Welcome to Minnesota, Joan Gabel. Today and for the next four days, the sole finalist for the presidency of the University of Minnesota will be put through her paces by scores of that institution’s stakeholders, as the Board of Regents prepares to select a successor to retiring President Eric Kaler as soon as Friday.
Gabel, 50, a University of South Carolina provost with a business law background, has already won over the 23-member search advisory committee that screened a pool of 67 applicants, interviewing 10 of them. Gabel was the committee’s favorite among three semifinalists recommended to the Board of Regents.
Regents and the search committee reportedly were impressed with her background in both law and the academy, her familiarity with business, her experience in strategic planning and fundraising, and her grasp of the University of Minnesota’s leadership needs. Many would also welcome the chance to install the first woman in the U’s presidency.
Gabel was also the only candidate willing to publicly contend with other candidates for the post. The other two semifinalists agreed to go public only as the sole finalist.
That’s disappointing to some Minnesotans, who wanted to judge for themselves among several candidates. But it’s also the reality of high-level hiring in higher education. Someone who is already a university president or provost (the chief academic officer) is understandably unwilling to put that institution on notice that he or she is considering a departure unless chances are good that the departure is imminent.
Had the regents insisted on three publicly named finalists, a second search likely would have been required, and the size and quality of the candidate pool likely would have diminished. That would not have been in this state’s interests. The Legislature should review state statutes to ensure that the law’s disclosure requirements don’t impede Minnesota’s higher education institutions as they compete for top executive talent.

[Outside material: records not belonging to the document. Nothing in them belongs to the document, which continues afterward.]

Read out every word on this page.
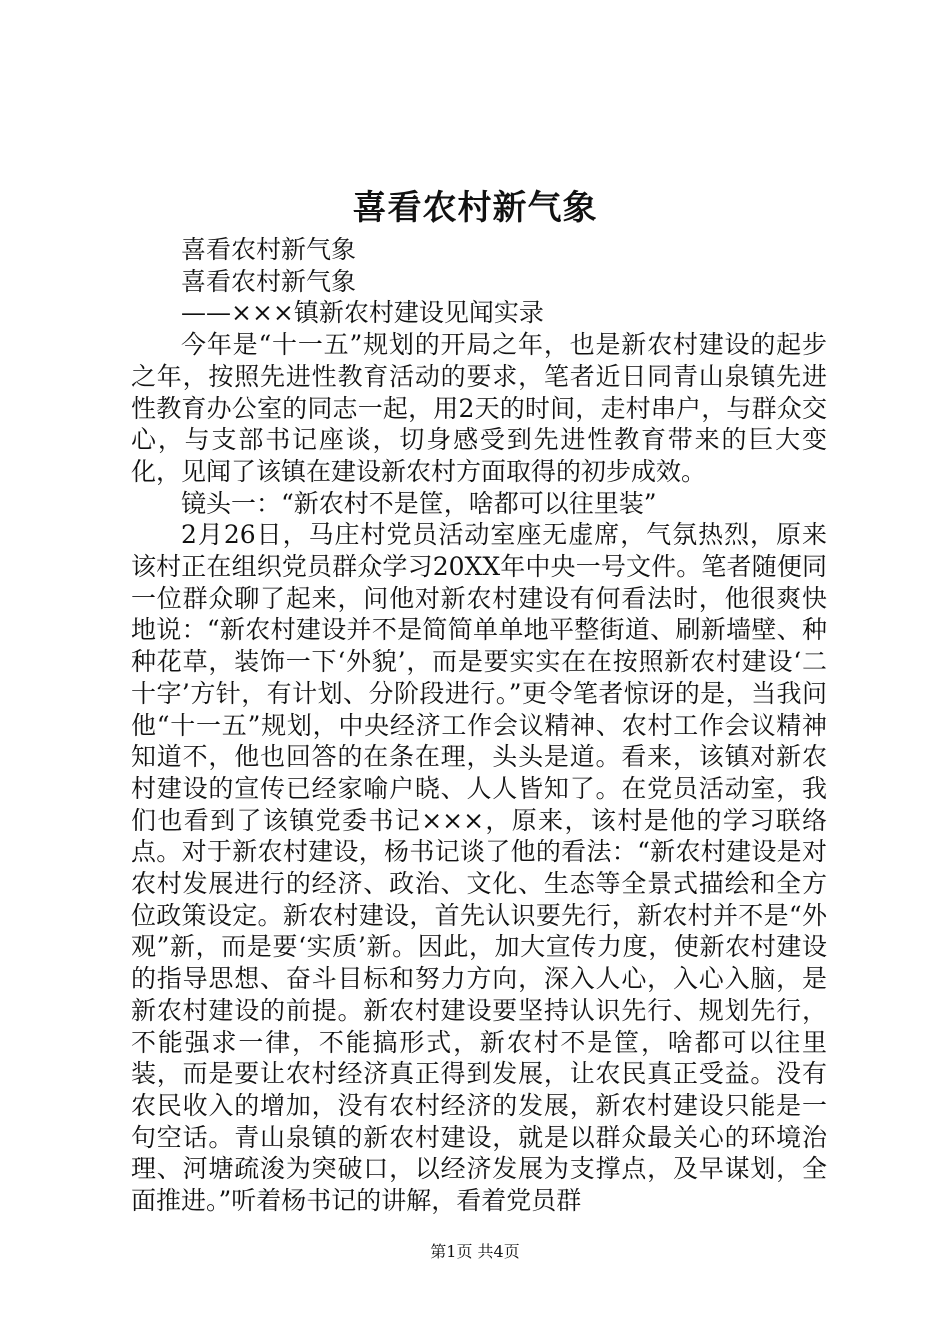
喜看农村新气象

喜看农村新气象

喜看农村新气象

——×××镇新农村建设见闻实录

今年是“十一五”规划的开局之年，也是新农村建设的起步之年，按照先进性教育活动的要求，笔者近日同青山泉镇先进性教育办公室的同志一起，用2天的时间，走村串户，与群众交心，与支部书记座谈，切身感受到先进性教育带来的巨大变化，见闻了该镇在建设新农村方面取得的初步成效。

镜头一：“新农村不是筐，啥都可以往里装”

2月26日，马庄村党员活动室座无虚席，气氛热烈，原来该村正在组织党员群众学习20XX年中央一号文件。笔者随便同一位群众聊了起来，问他对新农村建设有何看法时，他很爽快地说：“新农村建设并不是简简单单地平整街道、刷新墙壁、种种花草，装饰一下‘外貌’，而是要实实在在按照新农村建设‘二十字’方针，有计划、分阶段进行。”更令笔者惊讶的是，当我问他“十一五”规划，中央经济工作会议精神、农村工作会议精神知道不，他也回答的在条在理，头头是道。看来，该镇对新农村建设的宣传已经家喻户晓、人人皆知了。在党员活动室，我们也看到了该镇党委书记×××，原来，该村是他的学习联络点。对于新农村建设，杨书记谈了他的看法：“新农村建设是对农村发展进行的经济、政治、文化、生态等全景式描绘和全方位政策设定。新农村建设，首先认识要先行，新农村并不是“外观”新，而是要‘实质’新。因此，加大宣传力度，使新农村建设的指导思想、奋斗目标和努力方向，深入人心，入心入脑，是新农村建设的前提。新农村建设要坚持认识先行、规划先行，不能强求一律，不能搞形式，新农村不是筐，啥都可以往里装，而是要让农村经济真正得到发展，让农民真正受益。没有农民收入的增加，没有农村经济的发展，新农村建设只能是一句空话。青山泉镇的新农村建设，就是以群众最关心的环境治理、河塘疏浚为突破口，以经济发展为支撑点，及早谋划，全面推进。”听着杨书记的讲解，看着党员群

第1页 共4页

Though the U is down to one finalist, the public hasn’t been shut out of the screening process. In September, the search committee conducted more than a dozen listening sessions among university constituencies and invited public input about the leadership qualities they should seek. (We provided ours in a Sept. 30 editorial.) Gabel’s schedule this week includes several forums that are open to the public; a schedule can be found at president-search.umn.edu/finalist. The regents plan to collect feedback from forum participants before a final interview with Gabel on Friday.
Gabel comes to Minnesota as a sole finalist, not as president-elect. Minnesotans can still begin to judge her ability to articulate a compelling vision for a complex institution, and to assemble and implement a comprehensive strategic plan to make that vision a reality.
Welcome, Provost Gabel. Have a great week.